Nota zero para a NOTA da Associação Brasileira de Psiquiatria (ABP)

Brasília 15 de dezembro de 2015

Senhores Diretores da ABP,

Com tristeza, decepção e surpresa, eu li a nota de esclarecimento, emitida ontem pela ABP, que fazia referência à nomeação do atual Coordenador de Saúde Mental, Álcool e outras Drogas do Ministério da Saúde. Novamente, merece destaque que os senhores arbitram para si uma fala que nunca é dividida com a coletividade – os associados. Os senhores não respeitam a lógica democrática tão atacada nos tempos atuais. Em nenhum momento, os senhores se dirigiram a nós (psiquiatras brasileiros) para definir o que a ABP deveria dizer sobre o atual Coordenador de Saúde Mental. Uma atitude centralizadora e repleta de histeria midiática. Será que os senhores leram o que o atual Coordenador de Saúde Mental pensa sobre a própria saúde mental? Será que os senhores sabem o que acontecia na Casa de Saúde Dr. Eiras de Paracambi (maior hospital psiquiátrico privado da América Latina)? Claro que os senhores sabem de tudo isso, pois podemos discordar de tudo em termos ideológicos, mas, certamente, a história os senhores não poderão negar ou apagar. Como pensar que a ABP – uma histórica e importante instituição ligada à luta por uma saúde mental digna – apóie tal descalabro.
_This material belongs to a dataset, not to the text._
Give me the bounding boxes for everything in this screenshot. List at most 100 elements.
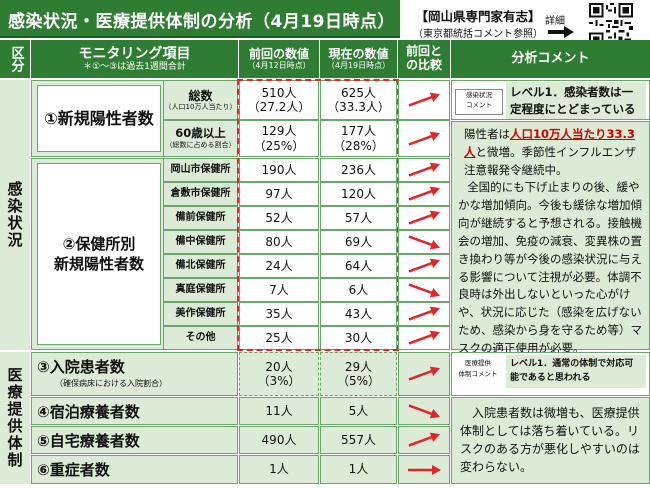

Os senhores precisam entender que essa lógica corporativista não fortalece a classe. Pelo contrário, nós, psiquiatras, estamos cada vez mais expostos e enfraquecidos em face de posturas como essas – conservadoras, autoritárias, centralizadoras, obtusas, repletas de falsas verdades científicas e com retórica arrogante e vingativa. Será que os senhores acreditam que isso nos fortalece? Será que os senhores crêem que isso trará crédito à categoria? Cada vez mais deixamos de ser protagonista e a culpa não está centrada nos outros ou em outras categorias profissionais. Se há culpados, os senhores acabam por assumir esse fardo e, a partir do momento que emitem notas estapafúrdias, passam a ter cada vez mais culpa. É isso que nos enfraquece. Urge que os senhores entendam que o conhecimento e a construção surgem com o diálogo e não com um discurso com roupagem dominadora e hierárquica. Nossa classe sangra e os senhores, quando emitem notas assim, são os responsáveis pela apunhalada. Depois, os senhores vêm com um joguete semântico de dizer que a “LAMA” (termo usado de forma irônica na nota) é a grande culpada.

Por favor, basta! Olhe o que os senhores divulgaram. Os senhores apoiaram, em nota, um coordenador cuja base teórica vai de encontro ao que acontece no mundo. Os senhores não tiveram, sequer, uma ressalva ao nome dele e fizeram questão de registrar isso de forma redundante. Em passado recente, durante gestão política composta pela grande maioria dos senhores, não houve nenhum questionamento da ABP em relação a um macro-hospital psiquiátrico da região de Sorocaba/SP. Essa instituição hospitalar foi denunciada em rede nacional por maus tratos ao doente mental e os senhores não se manifestaram mesmo com solicitações de vários de nós, psiquiatras brasileiros.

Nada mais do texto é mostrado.